Falar de religião é falar de cultura, da vida de um povo, do que ele tem de mais profundo, do que o motiva para viver diante dos desafios da existência, isto é, o que dá sentido à sua existência. A religião é ao mesmo tempo um fenômeno humano e social. Ela existe desde que o ser humano existe. Não se pode encontrar a religião fora da vida e da comunidade humana. Ela é uma invenção humana. A religião é a tentativa do ser humano organizar a sua vida, já que essa está marcada pela desordem, desarmonia, conflitos, incertezas, medos, dúvidas e morte.
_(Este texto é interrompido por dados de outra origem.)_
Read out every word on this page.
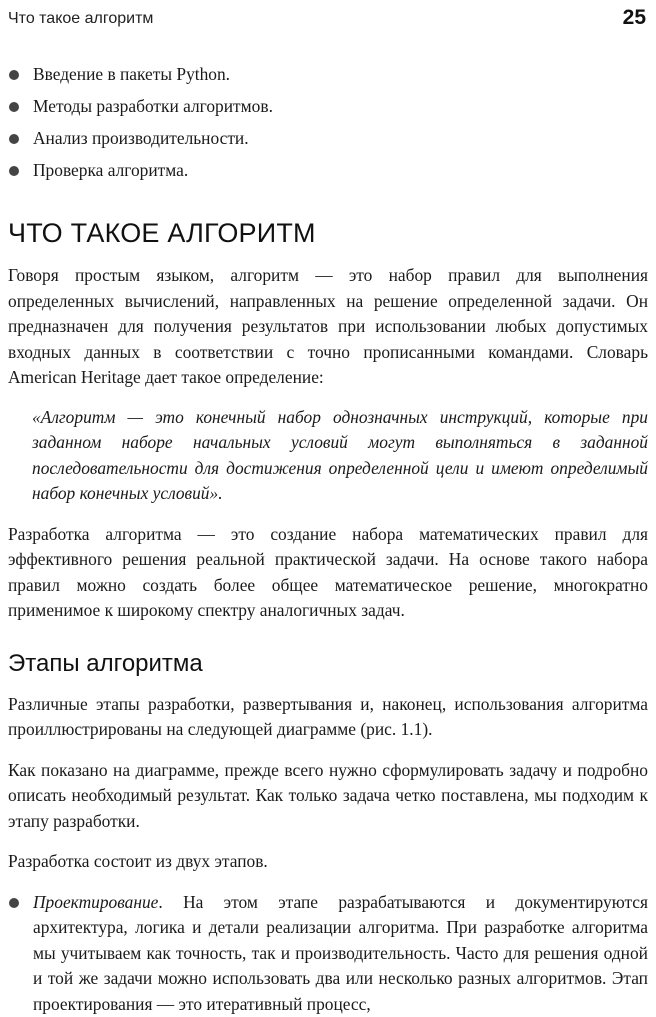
Что такое алгоритм	25
Введение в пакеты Python.
Методы разработки алгоритмов.
Анализ производительности.
Проверка алгоритма.
ЧТО ТАКОЕ АЛГОРИТМ

Говоря простым языком, алгоритм — это набор правил для выполнения определенных вычислений, направленных на решение определенной задачи. Он предназначен для получения результатов при использовании любых допустимых входных данных в соответствии с точно прописанными командами. Словарь American Heritage дает такое определение:

«Алгоритм — это конечный набор однозначных инструкций, которые при заданном наборе начальных условий могут выполняться в заданной последовательности для достижения определенной цели и имеют определимый набор конечных условий».

Разработка алгоритма — это создание набора математических правил для эффективного решения реальной практической задачи. На основе такого набора правил можно создать более общее математическое решение, многократно применимое к широкому спектру аналогичных задач.

Этапы алгоритма

Различные этапы разработки, развертывания и, наконец, использования алгоритма проиллюстрированы на следующей диаграмме (рис. 1.1).

Как показано на диаграмме, прежде всего нужно сформулировать задачу и подробно описать необходимый результат. Как только задача четко поставлена, мы подходим к этапу разработки.

Разработка состоит из двух этапов.

Проектирование. На этом этапе разрабатываются и документируются архитектура, логика и детали реализации алгоритма. При разработке алгоритма мы учитываем как точность, так и производительность. Часто для решения одной и той же задачи можно использовать два или несколько разных алгоритмов. Этап проектирования — это итеративный процесс,
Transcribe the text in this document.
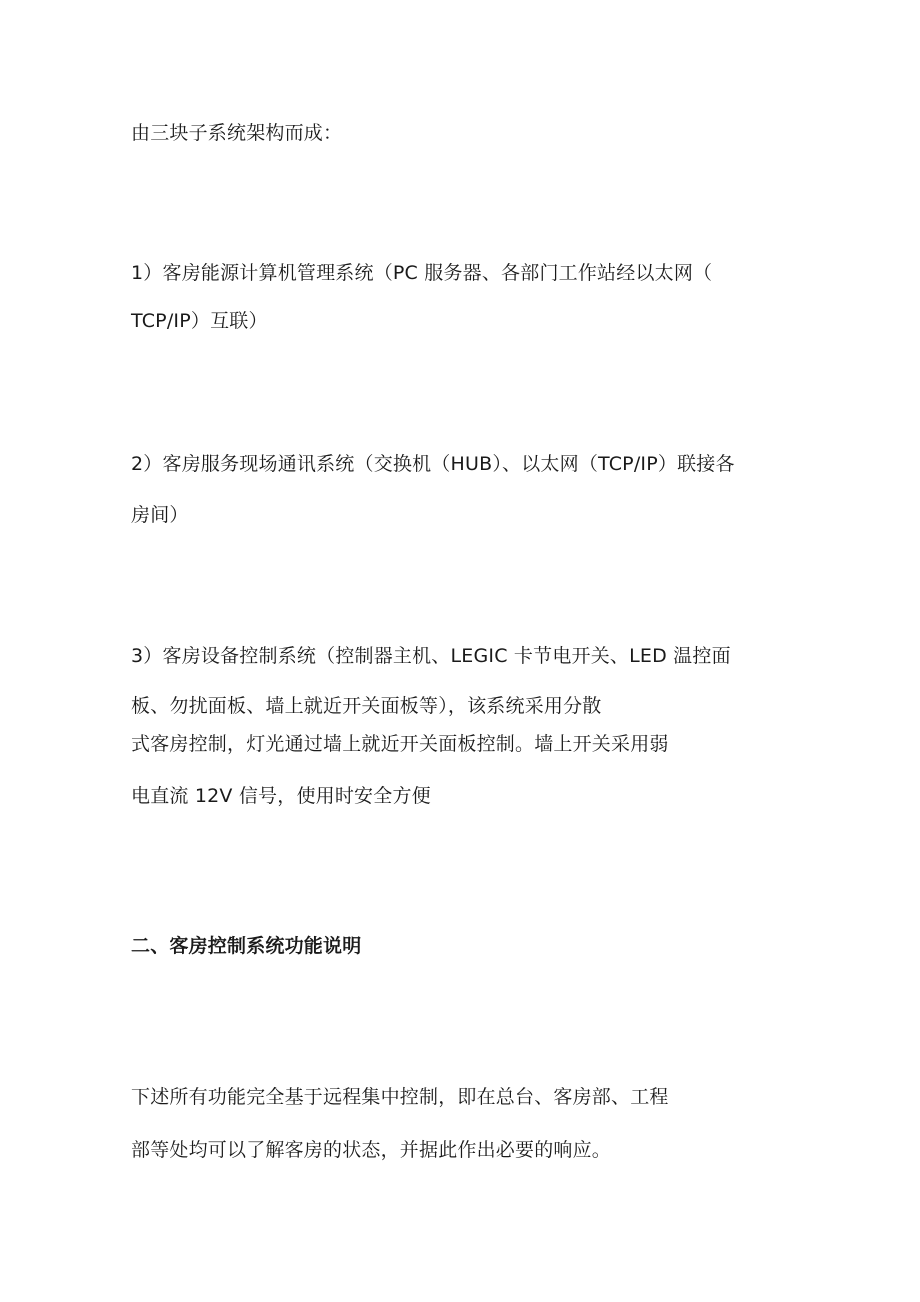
由三块子系统架构而成：
1）客房能源计算机管理系统（PC 服务器、各部门工作站经以太网（
TCP/IP）互联）
2）客房服务现场通讯系统（交换机（HUB）、以太网（TCP/IP）联接各
房间）
3）客房设备控制系统（控制器主机、LEGIC 卡节电开关、LED 温控面
板、勿扰面板、墙上就近开关面板等），该系统采用分散
式客房控制，灯光通过墙上就近开关面板控制。墙上开关采用弱
电直流 12V 信号，使用时安全方便
二、客房控制系统功能说明
下述所有功能完全基于远程集中控制，即在总台、客房部、工程
部等处均可以了解客房的状态，并据此作出必要的响应。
Todo povo tem religião. Toda cultura tem uma religião. Algumas sociedades humanas foram crescendo até produzir religiões ditas universais, isto é, que não se referem somente ao próprio grupo, mas que contemplam também outros grupos. A religião é um processo social que vai da etnia para a interretnia, de um grupo fechado para grupos cada vez mais abertos e mais amplos. Todas as religiões universais surgiram na Ásia: Budismo, Hinduísmo, Judaísmo, Cristianismo e Islã. Essas religiões marcaram profundamente a história da humanidade. O Cristianismo e o Islã desempenharam um papel fundamental na história da humanidade nos últimos séculos.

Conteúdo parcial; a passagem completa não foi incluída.